Incentives would pay for Nestle expansion

State officials approved a plan Thursday that would provide $3.5 million in tax incentives for expansion at the Nestlé plant in Montgomery County.

It would be the third tax-incentive package for the plant, totaling more than $85 million in state aid.

The most recent deal would allow Nestlé to recoup the money that will be spent to purchase a new line of production equipment. The expansion will add 50 jobs at the plant, which produces Hot Pockets and employs more than a thousand people.

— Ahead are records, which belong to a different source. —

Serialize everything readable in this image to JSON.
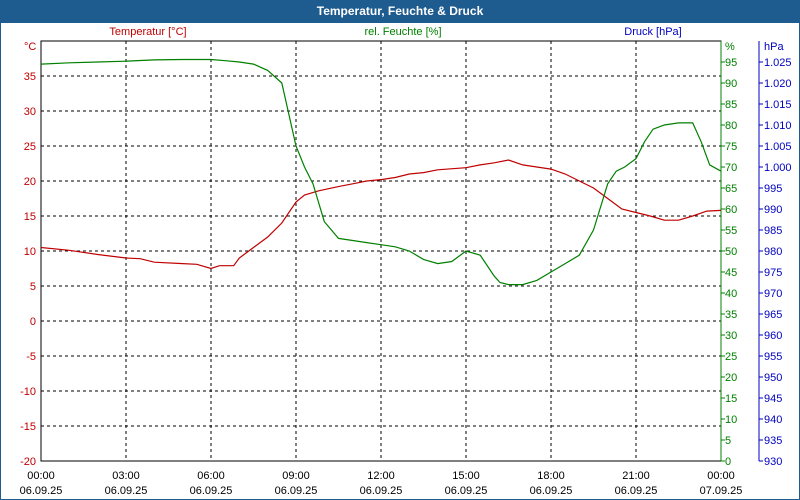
{
  "window": {
    "title": "Temperatur, Feuchte & Druck"
  },
  "chart_data": {
    "type": "line",
    "title": "Temperatur, Feuchte & Druck",
    "grid": true,
    "x_ticks": [
      {
        "time": "00:00",
        "date": "06.09.25"
      },
      {
        "time": "03:00",
        "date": "06.09.25"
      },
      {
        "time": "06:00",
        "date": "06.09.25"
      },
      {
        "time": "09:00",
        "date": "06.09.25"
      },
      {
        "time": "12:00",
        "date": "06.09.25"
      },
      {
        "time": "15:00",
        "date": "06.09.25"
      },
      {
        "time": "18:00",
        "date": "06.09.25"
      },
      {
        "time": "21:00",
        "date": "06.09.25"
      },
      {
        "time": "00:00",
        "date": "07.09.25"
      }
    ],
    "xlim": [
      0,
      24
    ],
    "axes": {
      "temperature": {
        "label": "Temperatur [°C]",
        "unit": "°C",
        "range": [
          -20,
          40
        ],
        "ticks": [
          -20,
          -15,
          -10,
          -5,
          0,
          5,
          10,
          15,
          20,
          25,
          30,
          35
        ],
        "color": "#c00000"
      },
      "humidity": {
        "label": "rel. Feuchte [%]",
        "unit": "%",
        "range": [
          0,
          100
        ],
        "ticks": [
          0,
          5,
          10,
          15,
          20,
          25,
          30,
          35,
          40,
          45,
          50,
          55,
          60,
          65,
          70,
          75,
          80,
          85,
          90,
          95
        ],
        "color": "#008000"
      },
      "pressure": {
        "label": "Druck [hPa]",
        "unit": "hPa",
        "range": [
          930,
          1030
        ],
        "ticks": [
          930,
          935,
          940,
          945,
          950,
          955,
          960,
          965,
          970,
          975,
          980,
          985,
          990,
          995,
          1000,
          1005,
          1010,
          1015,
          1020,
          1025
        ],
        "color": "#0000c0",
        "tick_labels": [
          "930",
          "935",
          "940",
          "945",
          "950",
          "955",
          "960",
          "965",
          "970",
          "975",
          "980",
          "985",
          "990",
          "995",
          "1.000",
          "1.005",
          "1.010",
          "1.015",
          "1.020",
          "1.025"
        ]
      }
    },
    "series": [
      {
        "name": "Temperatur [°C]",
        "axis": "temperature",
        "color": "#c00000",
        "x": [
          0,
          1,
          2,
          3,
          3.5,
          4,
          5,
          5.5,
          6,
          6.3,
          6.8,
          7,
          7.5,
          8,
          8.5,
          9,
          9.3,
          9.8,
          10.5,
          11,
          11.5,
          12,
          12.5,
          13,
          13.5,
          14,
          15,
          15.5,
          16,
          16.5,
          17,
          17.5,
          18,
          18.5,
          19,
          19.5,
          20,
          20.5,
          21,
          21.5,
          22,
          22.5,
          23,
          23.5,
          24
        ],
        "values": [
          10.5,
          10.1,
          9.5,
          9.0,
          8.9,
          8.4,
          8.2,
          8.1,
          7.5,
          7.9,
          7.9,
          9.0,
          10.5,
          12.0,
          14.0,
          17.0,
          18.0,
          18.6,
          19.2,
          19.6,
          20.0,
          20.2,
          20.5,
          21.0,
          21.2,
          21.6,
          21.9,
          22.3,
          22.6,
          23.0,
          22.3,
          22.0,
          21.7,
          21.0,
          20.0,
          19.0,
          17.5,
          16.0,
          15.5,
          15.0,
          14.4,
          14.4,
          15.0,
          15.7,
          15.8
        ]
      },
      {
        "name": "rel. Feuchte [%]",
        "axis": "humidity",
        "color": "#008000",
        "x": [
          0,
          1,
          2,
          3,
          4,
          5,
          6,
          6.5,
          7,
          7.5,
          8,
          8.5,
          9,
          9.3,
          9.6,
          10,
          10.5,
          11,
          11.5,
          12,
          12.5,
          13,
          13.5,
          14,
          14.5,
          15,
          15.5,
          16,
          16.2,
          16.5,
          17,
          17.5,
          18,
          18.5,
          19,
          19.5,
          20,
          20.3,
          20.6,
          21,
          21.3,
          21.6,
          22,
          22.5,
          23,
          23.3,
          23.6,
          24
        ],
        "values": [
          94.5,
          94.8,
          95.0,
          95.2,
          95.5,
          95.6,
          95.6,
          95.3,
          95.0,
          94.5,
          93.0,
          90.0,
          75.0,
          70.0,
          66.0,
          57.0,
          53.0,
          52.5,
          52.0,
          51.5,
          51.0,
          50.0,
          48.0,
          47.0,
          47.5,
          50.0,
          49.0,
          44.0,
          42.5,
          42.0,
          42.0,
          43.0,
          45.0,
          47.0,
          49.0,
          55.0,
          66.0,
          69.0,
          70.0,
          72.0,
          76.0,
          79.0,
          80.0,
          80.5,
          80.5,
          76.0,
          70.5,
          69.0
        ]
      }
    ]
  }
}
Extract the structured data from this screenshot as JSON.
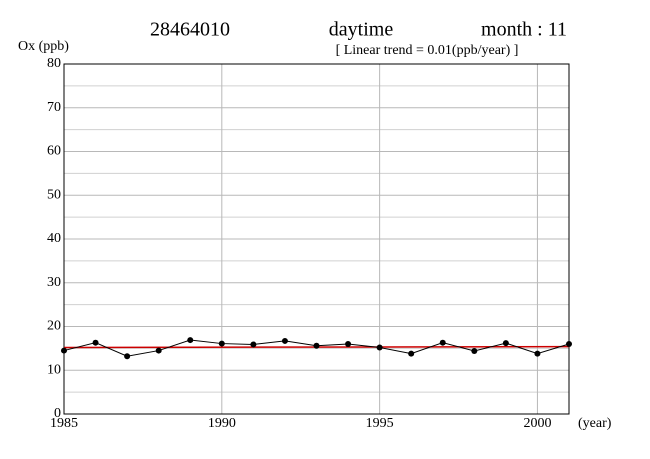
{
  "chart_data": {
    "type": "line",
    "title": "28464010",
    "title_mid": "daytime",
    "title_right": "month : 11",
    "subtitle": "[ Linear trend = 0.01(ppb/year) ]",
    "y_label": "Ox (ppb)",
    "x_label": "(year)",
    "x": [
      1985,
      1986,
      1987,
      1988,
      1989,
      1990,
      1991,
      1992,
      1993,
      1994,
      1995,
      1996,
      1997,
      1998,
      1999,
      2000,
      2001
    ],
    "series": [
      {
        "color": "#000000",
        "values": [
          14.5,
          16.3,
          13.2,
          14.5,
          16.9,
          16.1,
          15.9,
          16.7,
          15.6,
          16.0,
          15.2,
          13.8,
          16.3,
          14.4,
          16.2,
          13.8,
          16.0
        ]
      }
    ],
    "trend": {
      "color": "#cc0000",
      "x": [
        1985,
        2001
      ],
      "values": [
        15.2,
        15.4
      ]
    },
    "xlim": [
      1985,
      2001
    ],
    "xticks": [
      1985,
      1990,
      1995,
      2000
    ],
    "ylim": [
      0,
      80
    ],
    "yticks": [
      0,
      10,
      20,
      30,
      40,
      50,
      60,
      70,
      80
    ],
    "minor_yticks": [
      5,
      15,
      25,
      35,
      45,
      55,
      65,
      75
    ],
    "grid": true
  }
}
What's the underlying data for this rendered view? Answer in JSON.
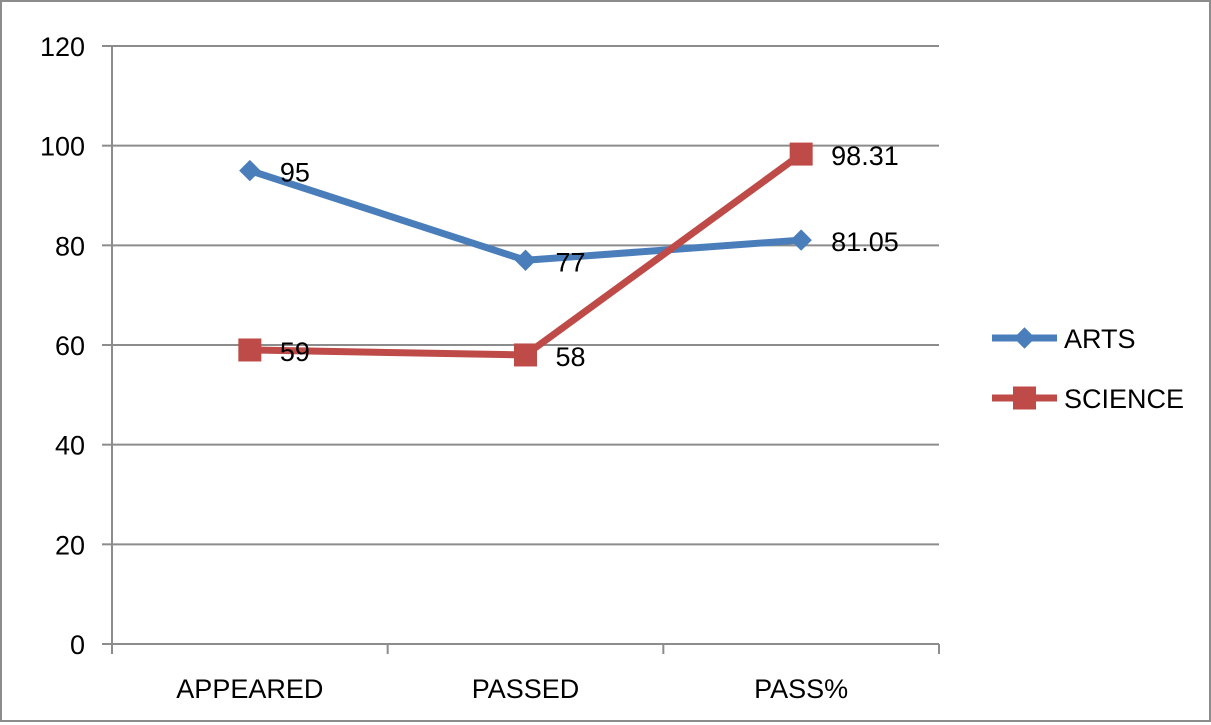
{
  "chart_data": {
    "type": "line",
    "categories": [
      "APPEARED",
      "PASSED",
      "PASS%"
    ],
    "series": [
      {
        "name": "ARTS",
        "values": [
          95,
          77,
          81.05
        ],
        "labels": [
          "95",
          "77",
          "81.05"
        ],
        "color": "#4a7ebb",
        "marker": "diamond"
      },
      {
        "name": "SCIENCE",
        "values": [
          59,
          58,
          98.31
        ],
        "labels": [
          "59",
          "58",
          "98.31"
        ],
        "color": "#be4b48",
        "marker": "square"
      }
    ],
    "ylim": [
      0,
      120
    ],
    "yticks": [
      "0",
      "20",
      "40",
      "60",
      "80",
      "100",
      "120"
    ],
    "grid": true,
    "legend_position": "right",
    "title": "",
    "xlabel": "",
    "ylabel": ""
  }
}
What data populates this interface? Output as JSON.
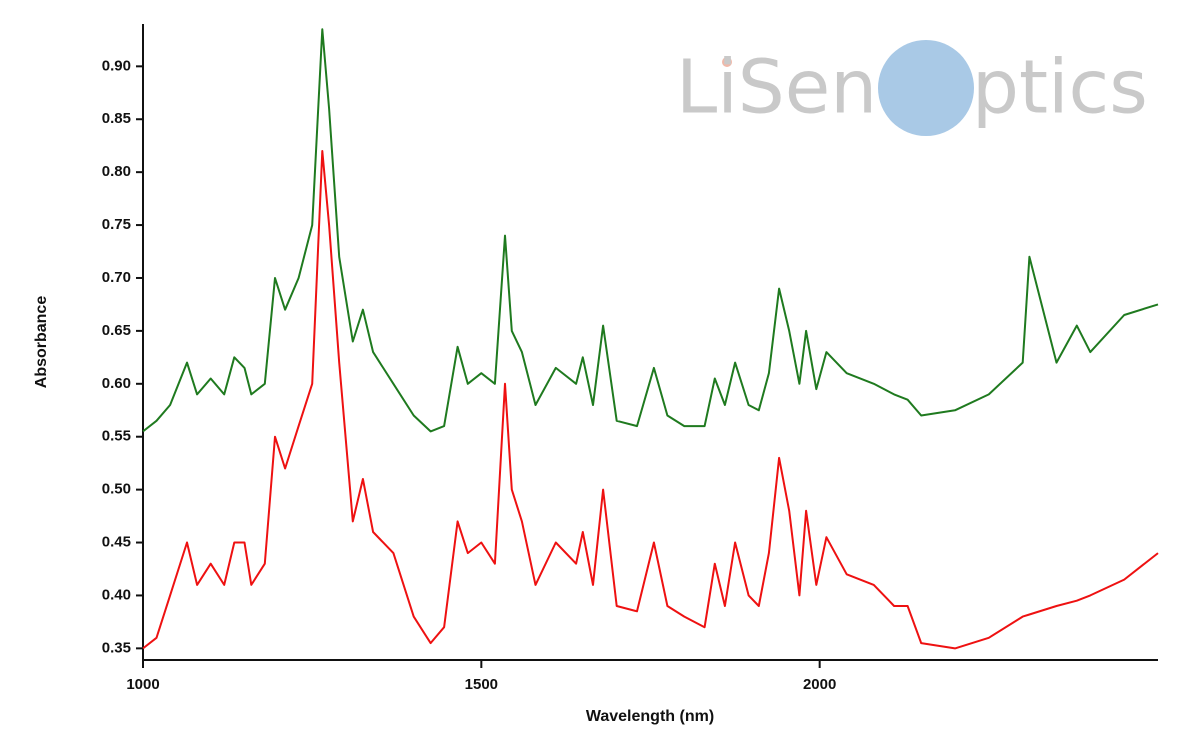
{
  "chart_data": {
    "type": "line",
    "x_label": "Wavelength (nm)",
    "y_label": "Absorbance",
    "annotations": [
      "LiSen",
      "ptics"
    ],
    "x": [
      1000,
      1020,
      1040,
      1065,
      1080,
      1100,
      1120,
      1135,
      1150,
      1160,
      1180,
      1195,
      1210,
      1230,
      1250,
      1265,
      1275,
      1290,
      1310,
      1325,
      1340,
      1370,
      1400,
      1425,
      1445,
      1465,
      1480,
      1500,
      1520,
      1535,
      1545,
      1560,
      1580,
      1610,
      1640,
      1650,
      1665,
      1680,
      1700,
      1730,
      1755,
      1775,
      1800,
      1830,
      1845,
      1860,
      1875,
      1895,
      1910,
      1925,
      1940,
      1955,
      1970,
      1980,
      1995,
      2010,
      2040,
      2080,
      2110,
      2130,
      2150,
      2200,
      2250,
      2300,
      2310,
      2350,
      2380,
      2400,
      2450,
      2500
    ],
    "series": [
      {
        "color": "#1f7a1f",
        "values": [
          0.555,
          0.565,
          0.58,
          0.62,
          0.59,
          0.605,
          0.59,
          0.625,
          0.615,
          0.59,
          0.6,
          0.7,
          0.67,
          0.7,
          0.75,
          0.935,
          0.86,
          0.72,
          0.64,
          0.67,
          0.63,
          0.6,
          0.57,
          0.555,
          0.56,
          0.635,
          0.6,
          0.61,
          0.6,
          0.74,
          0.65,
          0.63,
          0.58,
          0.615,
          0.6,
          0.625,
          0.58,
          0.655,
          0.565,
          0.56,
          0.615,
          0.57,
          0.56,
          0.56,
          0.605,
          0.58,
          0.62,
          0.58,
          0.575,
          0.61,
          0.69,
          0.65,
          0.6,
          0.65,
          0.595,
          0.63,
          0.61,
          0.6,
          0.59,
          0.585,
          0.57,
          0.575,
          0.59,
          0.62,
          0.72,
          0.62,
          0.655,
          0.63,
          0.665,
          0.675
        ]
      },
      {
        "color": "#ee1111",
        "values": [
          0.35,
          0.36,
          0.4,
          0.45,
          0.41,
          0.43,
          0.41,
          0.45,
          0.45,
          0.41,
          0.43,
          0.55,
          0.52,
          0.56,
          0.6,
          0.82,
          0.75,
          0.62,
          0.47,
          0.51,
          0.46,
          0.44,
          0.38,
          0.355,
          0.37,
          0.47,
          0.44,
          0.45,
          0.43,
          0.6,
          0.5,
          0.47,
          0.41,
          0.45,
          0.43,
          0.46,
          0.41,
          0.5,
          0.39,
          0.385,
          0.45,
          0.39,
          0.38,
          0.37,
          0.43,
          0.39,
          0.45,
          0.4,
          0.39,
          0.44,
          0.53,
          0.48,
          0.4,
          0.48,
          0.41,
          0.455,
          0.42,
          0.41,
          0.39,
          0.39,
          0.355,
          0.35,
          0.36,
          0.38,
          0.382,
          0.39,
          0.395,
          0.4,
          0.415,
          0.44
        ]
      }
    ],
    "xlim": [
      1000,
      2500
    ],
    "xticks": [
      1000,
      1500,
      2000
    ],
    "ylim": [
      0.339,
      0.94
    ],
    "yticks": [
      0.35,
      {
        "value": 0.4,
        "label": "0.40"
      },
      0.45,
      {
        "value": 0.5,
        "label": "0.50"
      },
      0.55,
      {
        "value": 0.6,
        "label": "0.60"
      },
      0.65,
      {
        "value": 0.7,
        "label": "0.70"
      },
      0.75,
      {
        "value": 0.8,
        "label": "0.80"
      },
      0.85,
      {
        "value": 0.9,
        "label": "0.90"
      }
    ],
    "grid": false
  }
}
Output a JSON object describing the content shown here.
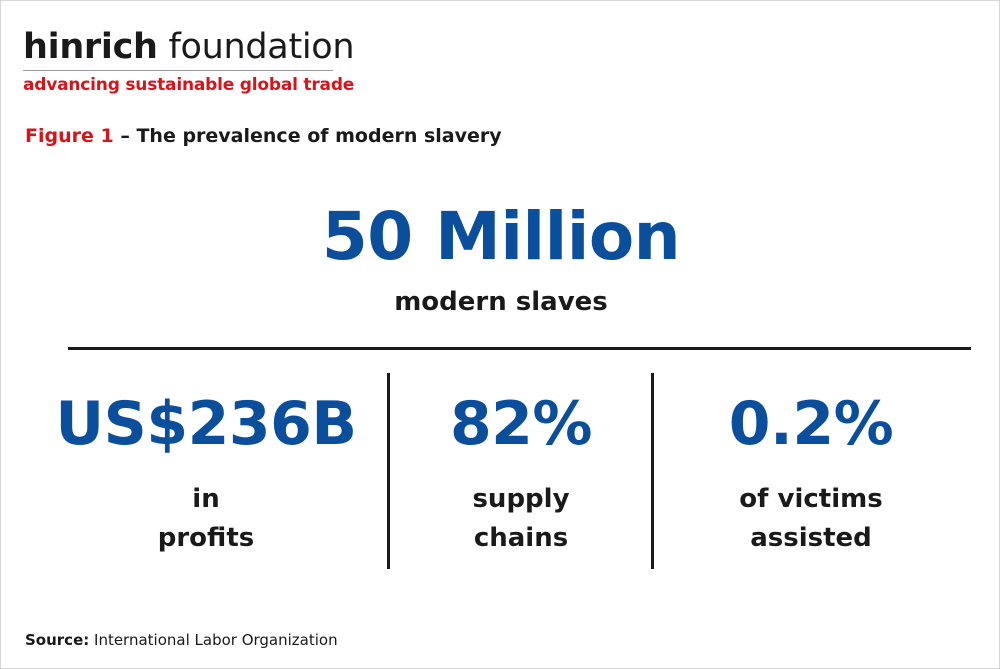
{
  "logo": {
    "name_bold": "hinrich",
    "name_light": "foundation",
    "tagline": "advancing sustainable global trade"
  },
  "figure": {
    "number": "Figure 1",
    "separator": " – ",
    "title": "The prevalence of modern slavery"
  },
  "headline": {
    "value": "50 Million",
    "label": "modern slaves"
  },
  "stats": [
    {
      "value": "US$236B",
      "line1": "in",
      "line2": "profits"
    },
    {
      "value": "82%",
      "line1": "supply",
      "line2": "chains"
    },
    {
      "value": "0.2%",
      "line1": "of victims",
      "line2": "assisted"
    }
  ],
  "source": {
    "label": "Source:",
    "text": " International Labor Organization"
  },
  "colors": {
    "brand_red": "#d7141a",
    "stat_blue": "#0b4f9c",
    "text": "#1a1a1a"
  }
}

The state tax incentives, approved by the Kentucky Economic Development Finance Authority, allow the company to keep the amount of money it would otherwise pay in taxes, assuming it fulfills the terms of the deal.

The state approved the plant for $34 million in tax incentives in 1994, agreeing to fund the cost of locating the plant in Montgomery County, according to state data. At that time, the plant was to employ 250 people at an average hourly wage of $8.

In 1998, the plant informed the state it was planning a $53.5 million expansion that would add 617 jobs at $11.58 hourly. The state agreed to offer tax incentives of $50.6 million, or 95 percent of the expansion's cost.

The jobs at the plant now pay $13.03 hourly.

Jim Waters, a spokesman for the Bowling Green-based free-market think tank Bluegrass Institute, criticized the state's move.

"We don't blame the companies for accepting the handouts from Frankfort, but we don't think it's sound policy for the long-term for all of Kentucky," Waters said. "This will obviously benefit a few people in this area, but we continue to have an economic plan that allows government to decide who's going to get incentives."

Waters said the state should enact policies that help all businesses, such as dumping the state's corporate income tax.

State officials could not be reached for comment, nor could a Nestlé spokeswoman.